Barnum’s new space is MassMutual’s third version of the Establishment. MassMutual New York State (NYS) opened the pilot location in 2015 in a shopping center in Buffalo, several miles from its office in Amherst, N.Y. MassMutual Oklahoma launched the Establishment @ Walker Terrace in a pre-existing community event space above its offices in Oklahoma City.

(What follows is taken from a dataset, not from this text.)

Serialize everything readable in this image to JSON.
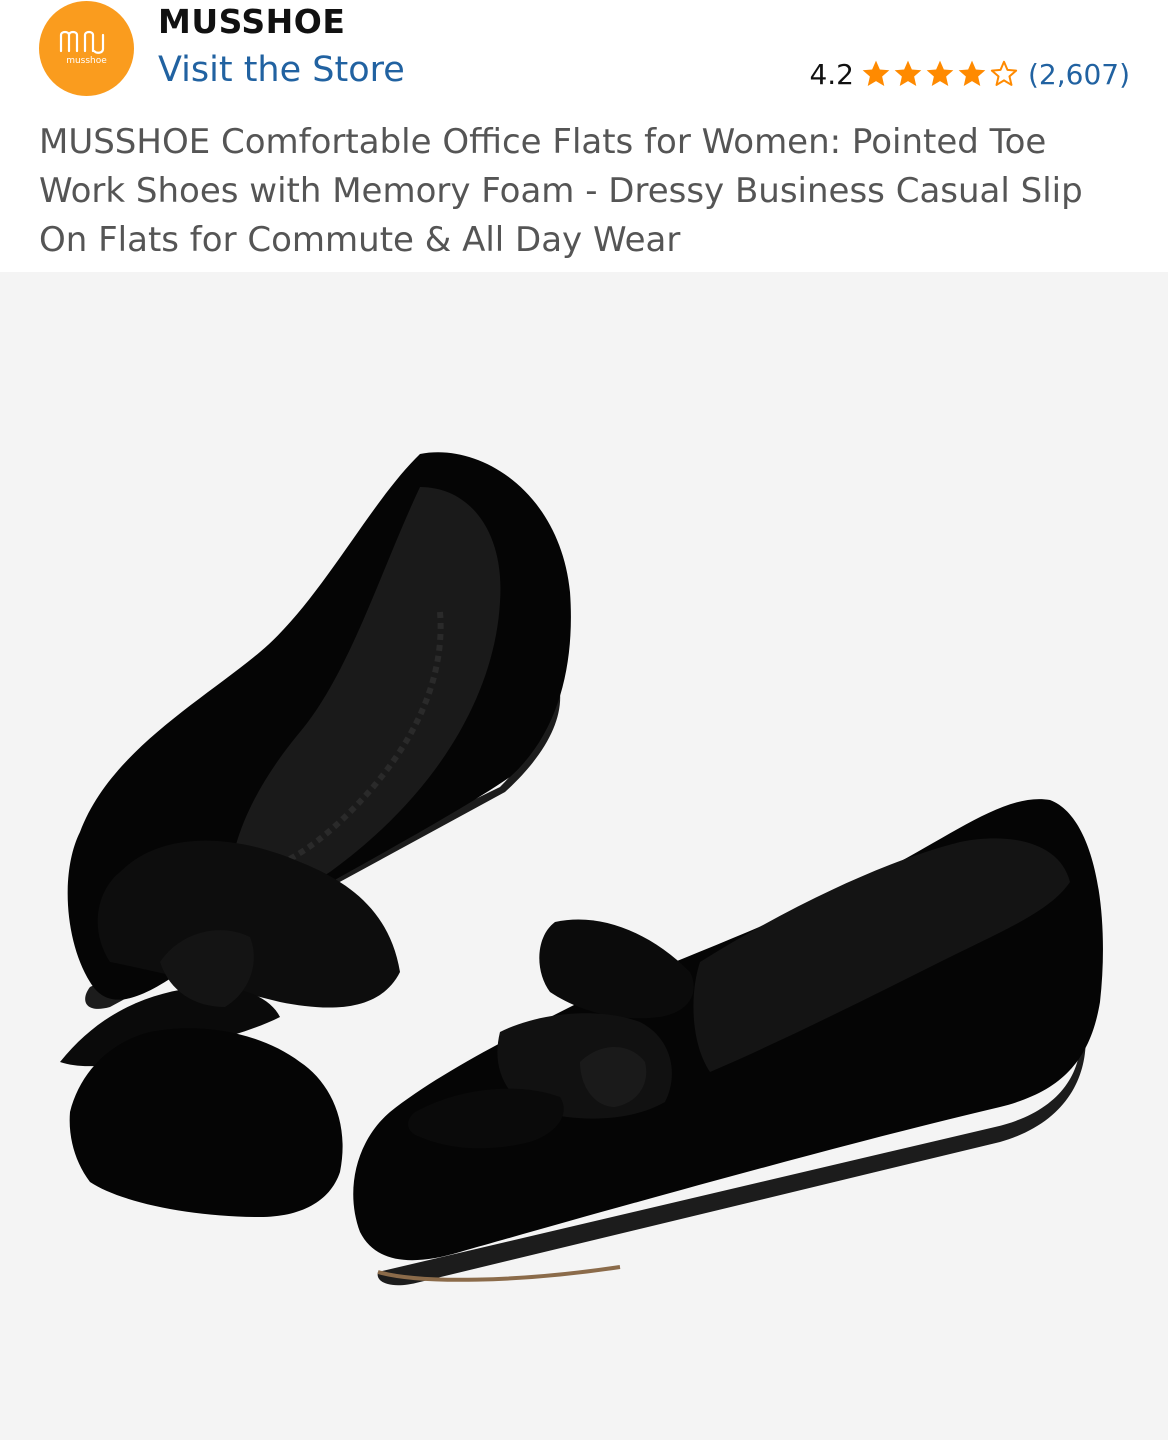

The Establishment was the brainchild of Joseph DiLeo, CEO of MassMutual New York State, and his team. They approached and then collaborated with MassMutual’s main office to create an educational program for millennials in a fun atmosphere in order to encourage this demographic to think about their finances, says Marissa Dinello, marketing director for MassMutual NYS. The name was chosen, she says, “to create some mystery around what the program was and what they’d be walking into.”

MassMutual NYS developed the classes based on client interests. The classes and social media platform it built are also used by the other MassMutual agencies it has formed partnerships with to launch Establishment locations in their communities, Dinello says.